どういう事かと言いますと、あの当時、既に中国での生産コストがかなり上がっており、私が造った原型は動きそうな所はほとんど可動するように造ってあったため、あまり効果的でない部分を一体化したり、可能な所は可動を廃して軟質にしたりしてコストを抑えてかつ、見た目はほとんどレベルダウンしないようにという難しい仕事を行ったのです。
今まで海洋堂は比較的に原型師個人の個性を尊重する傾向が強く、上がって来た原型をなるべくそのまま製品化するというのが主流だったのですが、昨今の環境の変化もあり、現在は複合的体制で製品開発するようになって行っている感じがします。
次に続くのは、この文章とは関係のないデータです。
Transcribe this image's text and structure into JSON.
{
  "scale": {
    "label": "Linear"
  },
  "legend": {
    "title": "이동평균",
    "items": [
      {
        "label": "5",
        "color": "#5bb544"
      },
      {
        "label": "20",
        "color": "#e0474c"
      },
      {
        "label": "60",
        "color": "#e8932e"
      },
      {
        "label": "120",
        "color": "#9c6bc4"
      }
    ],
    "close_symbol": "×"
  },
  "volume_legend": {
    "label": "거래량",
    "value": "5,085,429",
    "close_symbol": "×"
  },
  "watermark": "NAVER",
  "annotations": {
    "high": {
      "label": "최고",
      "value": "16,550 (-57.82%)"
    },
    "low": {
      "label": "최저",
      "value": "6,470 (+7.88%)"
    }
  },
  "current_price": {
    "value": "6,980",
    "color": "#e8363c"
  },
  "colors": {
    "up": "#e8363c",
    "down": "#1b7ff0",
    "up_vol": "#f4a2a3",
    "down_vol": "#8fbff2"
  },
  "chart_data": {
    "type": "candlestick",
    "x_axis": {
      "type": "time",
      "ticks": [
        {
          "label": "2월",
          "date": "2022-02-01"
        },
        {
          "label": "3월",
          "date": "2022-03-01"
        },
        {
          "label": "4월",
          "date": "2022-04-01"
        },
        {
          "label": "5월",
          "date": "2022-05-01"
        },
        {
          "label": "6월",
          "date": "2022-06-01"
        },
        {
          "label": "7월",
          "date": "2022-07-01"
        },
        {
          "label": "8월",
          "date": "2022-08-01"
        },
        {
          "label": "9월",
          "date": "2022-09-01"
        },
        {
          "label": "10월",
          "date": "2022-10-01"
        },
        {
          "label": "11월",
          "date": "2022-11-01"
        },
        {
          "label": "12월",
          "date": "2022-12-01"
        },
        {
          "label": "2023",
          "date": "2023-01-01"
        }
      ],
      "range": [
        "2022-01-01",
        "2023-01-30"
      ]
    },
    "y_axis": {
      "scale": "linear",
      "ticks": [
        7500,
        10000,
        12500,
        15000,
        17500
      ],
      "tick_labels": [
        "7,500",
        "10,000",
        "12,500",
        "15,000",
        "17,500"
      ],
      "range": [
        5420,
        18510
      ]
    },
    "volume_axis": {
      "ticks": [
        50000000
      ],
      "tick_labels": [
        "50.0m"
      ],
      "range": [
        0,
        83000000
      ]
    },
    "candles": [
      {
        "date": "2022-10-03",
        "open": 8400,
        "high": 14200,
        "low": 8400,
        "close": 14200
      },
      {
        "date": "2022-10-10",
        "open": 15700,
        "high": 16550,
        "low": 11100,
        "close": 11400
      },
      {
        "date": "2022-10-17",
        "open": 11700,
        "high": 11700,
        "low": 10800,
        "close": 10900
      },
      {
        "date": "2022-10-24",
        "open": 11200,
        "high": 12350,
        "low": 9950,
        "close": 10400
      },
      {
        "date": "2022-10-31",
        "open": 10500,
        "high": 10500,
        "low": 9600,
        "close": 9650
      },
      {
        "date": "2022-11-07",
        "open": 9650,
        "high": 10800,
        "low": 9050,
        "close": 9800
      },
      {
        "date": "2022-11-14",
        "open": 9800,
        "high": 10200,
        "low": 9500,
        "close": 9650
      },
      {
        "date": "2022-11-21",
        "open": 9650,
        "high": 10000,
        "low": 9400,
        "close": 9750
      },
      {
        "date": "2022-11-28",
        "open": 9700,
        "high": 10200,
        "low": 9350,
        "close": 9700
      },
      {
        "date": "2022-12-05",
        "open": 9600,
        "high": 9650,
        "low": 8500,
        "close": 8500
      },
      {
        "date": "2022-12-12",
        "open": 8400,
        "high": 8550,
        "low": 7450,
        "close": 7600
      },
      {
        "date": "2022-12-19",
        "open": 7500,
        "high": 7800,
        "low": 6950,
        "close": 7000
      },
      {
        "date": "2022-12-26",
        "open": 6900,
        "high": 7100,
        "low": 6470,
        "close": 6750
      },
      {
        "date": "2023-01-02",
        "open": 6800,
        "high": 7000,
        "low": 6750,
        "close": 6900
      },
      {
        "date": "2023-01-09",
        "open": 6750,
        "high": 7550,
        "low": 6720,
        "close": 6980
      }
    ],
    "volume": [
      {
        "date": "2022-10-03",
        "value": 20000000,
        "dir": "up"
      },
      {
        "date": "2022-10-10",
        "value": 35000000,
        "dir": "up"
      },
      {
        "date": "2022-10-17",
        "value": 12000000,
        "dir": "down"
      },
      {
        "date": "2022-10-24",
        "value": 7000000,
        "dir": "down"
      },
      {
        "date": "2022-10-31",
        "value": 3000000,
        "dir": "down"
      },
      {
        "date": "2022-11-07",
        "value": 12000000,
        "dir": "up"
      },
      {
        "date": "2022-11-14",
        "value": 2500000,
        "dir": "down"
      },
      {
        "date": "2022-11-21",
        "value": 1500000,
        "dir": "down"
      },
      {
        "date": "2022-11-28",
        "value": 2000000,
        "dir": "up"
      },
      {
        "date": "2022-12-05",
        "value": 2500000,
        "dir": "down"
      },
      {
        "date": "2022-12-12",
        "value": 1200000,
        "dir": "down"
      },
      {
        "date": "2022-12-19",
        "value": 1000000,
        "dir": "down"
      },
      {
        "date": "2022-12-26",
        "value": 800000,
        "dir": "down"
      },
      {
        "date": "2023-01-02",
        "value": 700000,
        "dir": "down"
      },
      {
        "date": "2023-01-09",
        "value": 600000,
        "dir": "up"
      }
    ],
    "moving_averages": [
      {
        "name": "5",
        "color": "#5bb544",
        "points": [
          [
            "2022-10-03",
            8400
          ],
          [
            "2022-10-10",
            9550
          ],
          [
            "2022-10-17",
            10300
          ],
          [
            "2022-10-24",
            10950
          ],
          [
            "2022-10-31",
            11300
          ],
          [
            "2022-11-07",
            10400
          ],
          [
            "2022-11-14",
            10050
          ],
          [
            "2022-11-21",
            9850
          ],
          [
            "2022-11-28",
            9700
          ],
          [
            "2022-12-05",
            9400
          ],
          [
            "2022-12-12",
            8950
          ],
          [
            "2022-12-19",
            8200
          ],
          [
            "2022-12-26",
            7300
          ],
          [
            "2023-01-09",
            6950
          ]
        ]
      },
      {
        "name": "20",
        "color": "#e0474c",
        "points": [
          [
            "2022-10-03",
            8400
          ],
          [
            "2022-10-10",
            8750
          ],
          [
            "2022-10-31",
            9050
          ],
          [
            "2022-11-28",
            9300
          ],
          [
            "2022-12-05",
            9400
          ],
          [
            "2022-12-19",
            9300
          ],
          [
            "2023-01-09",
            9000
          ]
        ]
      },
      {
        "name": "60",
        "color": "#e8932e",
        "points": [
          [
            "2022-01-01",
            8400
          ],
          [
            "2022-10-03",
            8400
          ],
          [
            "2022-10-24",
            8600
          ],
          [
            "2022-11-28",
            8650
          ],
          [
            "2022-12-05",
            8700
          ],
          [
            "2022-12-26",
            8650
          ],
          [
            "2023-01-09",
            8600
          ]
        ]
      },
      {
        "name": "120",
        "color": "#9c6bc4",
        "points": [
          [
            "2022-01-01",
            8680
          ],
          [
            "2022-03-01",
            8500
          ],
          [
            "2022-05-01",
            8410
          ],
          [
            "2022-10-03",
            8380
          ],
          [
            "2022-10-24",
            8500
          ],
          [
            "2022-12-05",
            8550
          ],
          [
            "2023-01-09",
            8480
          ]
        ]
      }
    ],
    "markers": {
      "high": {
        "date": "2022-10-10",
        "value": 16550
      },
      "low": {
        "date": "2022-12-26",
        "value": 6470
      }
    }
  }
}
現在、中国での生産コストは高騰の一途であり、いずれ採算が合わず使えなくなる日がかなり近くまで来ているのは確かなのですが、他の国に移るにしても技術が未熟な為に難しく解決策は無いのが実情です。もしかしたらあるのかも知れませんが、この業界自体それほど大資本を持っているわけでもないので、多くのメーカーは能動的に動くのは困難だと思われます。
こういった流れはもう何年も前から判っており、病気でしばらく一線を離れざるをえなかったのは痛恨の極みですね。その間に5体6体特リボのラインナップが増やせたかもしれないので。
不調の間に価格はどんどん上がって行き、出せたはずの物が売れ行きの懸念からどんどん候補から消えて行くわけで、今年はもう定価5000円を越えそうな勢いです。
原型師の立場で出来る事は限られており、コスト削減の為に色々やってはみるものの、それが果たしてどれほどの効果があるかははっきりしません。
萌え系フィギュアは値段は上がりつつも、売れ行きにはまだまだ余裕が有り、しばらくは何とかなる感じですが、私がやっているようなジャンルに関してはお客さんの絶対数の関係であんまり分がいいとは言えません。また、人気のあるキャラクターは権利の関係で使えない事があったりするので…某巨大ロボットもやるはずだったんですがねぇ。
リボルテックと言うフォーマットは癖はあるものの、工夫すればまだまだ通用するし、素材自体の特性からプラや金属では出せない利点が多く存在するので、もっと続けて欲しい所ですが、それも今後の価格上昇にお客様が付いて来てくれるかにかかっています。
フィギュアと言うものは原型師1人の力で出来ているわけではないので、思い通りにはなかなか行かないのですが、知恵をしぼってなるべく長く続くように頑張ります。
とりあえずしばらく何年か硬いものばっかりだったので、柔らかいものもやりたいのですが、センム。